Justice

Algérie : deux procureurs et le patron d’un organe anticorruption limogés

Manifestation contre un cinquième mandat du président algérien Abdelaziz Bouteflika, dimanche 24 février à Paris.

Manifestation contre un cinquième mandat du président algérien Abdelaziz Bouteflika, dimanche 24 février à Paris. © Augustin LE GALL/HAYTHAM-REA

Le motif du limogeage de Benaïssa Ben Kathir, procureur général de la cour de justice d’Alger, Khaled el Bey, procureur de la République, et Mokhtar Rahmani, directeur général d’un organe anticorruption, n’a pas été précisé. Ces responsables avaient été nommés sous la présidence d’Abdelaziz Bouteflika.

Le président algérien par intérim Abdelkader Bensalah a limogé jeudi deux procureurs d’Alger, où sont centralisées plusieurs enquêtes récentes visant des personnalités liées au régime du président déchu Abdelaziz Bouteflika, ainsi que le patron de l’organisme de lutte contre la corruption. Le motif de ces limogeages, qui visent des responsables nommés sous la présidence de Bouteflika, n’a pas été précisé.

En charge de l’intérim après la démission le 2 avril du président Bouteflika, Abdelkader Bensalah « met fin aux fonctions de Benaïssa Ben Kathir, procureur général de la cour de justice d’Alger et le remplace par Zermati Belkacem », a indiqué un bandeau défilant sur la télévision pulique.

Procureur de la République près le tribunal de Sidi M’hamed, dans le centre de la capitale, Khaled el Bey est également limogé et remplacé par Fayçal Bendaas, tandis que Mokhtar Lakhdari prend la tête de l’Office central de répression de la corruption (OCRC), chargé des enquêtes en matière de corruption, en remplacement de Mokhtar Rahmani, selon ce bandeau.
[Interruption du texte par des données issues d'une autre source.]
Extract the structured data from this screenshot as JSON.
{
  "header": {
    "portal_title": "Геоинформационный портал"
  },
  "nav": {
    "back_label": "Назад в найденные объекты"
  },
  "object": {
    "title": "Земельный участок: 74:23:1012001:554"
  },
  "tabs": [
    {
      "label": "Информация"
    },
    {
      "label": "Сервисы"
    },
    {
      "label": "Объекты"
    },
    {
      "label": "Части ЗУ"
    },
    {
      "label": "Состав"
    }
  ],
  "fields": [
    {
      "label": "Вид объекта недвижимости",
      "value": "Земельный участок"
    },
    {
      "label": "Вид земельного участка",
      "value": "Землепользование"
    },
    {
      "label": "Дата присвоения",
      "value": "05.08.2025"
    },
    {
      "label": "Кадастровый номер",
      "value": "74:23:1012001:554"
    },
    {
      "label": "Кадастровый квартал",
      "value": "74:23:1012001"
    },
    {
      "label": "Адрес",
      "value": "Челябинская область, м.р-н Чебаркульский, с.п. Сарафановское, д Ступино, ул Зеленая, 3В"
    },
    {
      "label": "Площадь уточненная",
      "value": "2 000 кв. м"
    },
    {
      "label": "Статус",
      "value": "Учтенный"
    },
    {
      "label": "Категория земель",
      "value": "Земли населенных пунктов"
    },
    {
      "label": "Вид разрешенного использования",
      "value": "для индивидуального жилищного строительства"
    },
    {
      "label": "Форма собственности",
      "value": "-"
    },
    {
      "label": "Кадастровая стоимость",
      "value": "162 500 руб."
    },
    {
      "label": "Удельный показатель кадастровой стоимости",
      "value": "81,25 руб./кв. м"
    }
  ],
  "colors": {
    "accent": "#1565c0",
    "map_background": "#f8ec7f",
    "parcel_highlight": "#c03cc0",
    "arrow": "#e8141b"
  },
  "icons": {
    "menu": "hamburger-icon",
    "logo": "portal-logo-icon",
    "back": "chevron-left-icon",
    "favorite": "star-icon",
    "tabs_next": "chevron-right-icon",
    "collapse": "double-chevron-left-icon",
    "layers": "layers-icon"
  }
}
>>> À LIRE – En Algérie, la grande purge dans les milieux d’affaires proches de Bouteflika


Un mandat d’arrêt contre Chakib Khelil

Belkacem Zermati avait déjà occupé le poste de procureur général de la cour de justice d’Alger (qui regroupe la cour d’appel, la chambre d’accusation et le tribunal criminel) entre 2007 et 2016. Il s’y était notamment fait connaître en émettant en 2013 un mandat d’arrêt international pour « corruption » contre le très puissant ancien ministre de l’Énergie durant dix ans, Chakib Khelil, proche du président Bouteflika. Chakib Khelil était alors à l’étranger et n’était rentré en Algérie qu’en 2016, après l’annulation pour « vice de forme » du mandat d’arrêt et le limogeage de Belkacem Zermati.

La justice algérienne a lancé récemment plusieurs enquêtes pour des faits de corruption contre des personnalités liées au président Bouteflika, resté vingt ans à la tête de l’Algérie. Plusieurs richissimes hommes d’affaires, dont la plupart sont soupçonnés d’avoir obtenu des marchés publics grâce à leurs liens avec l’entourage de Bouteflika, ont été placés en détention provisoire.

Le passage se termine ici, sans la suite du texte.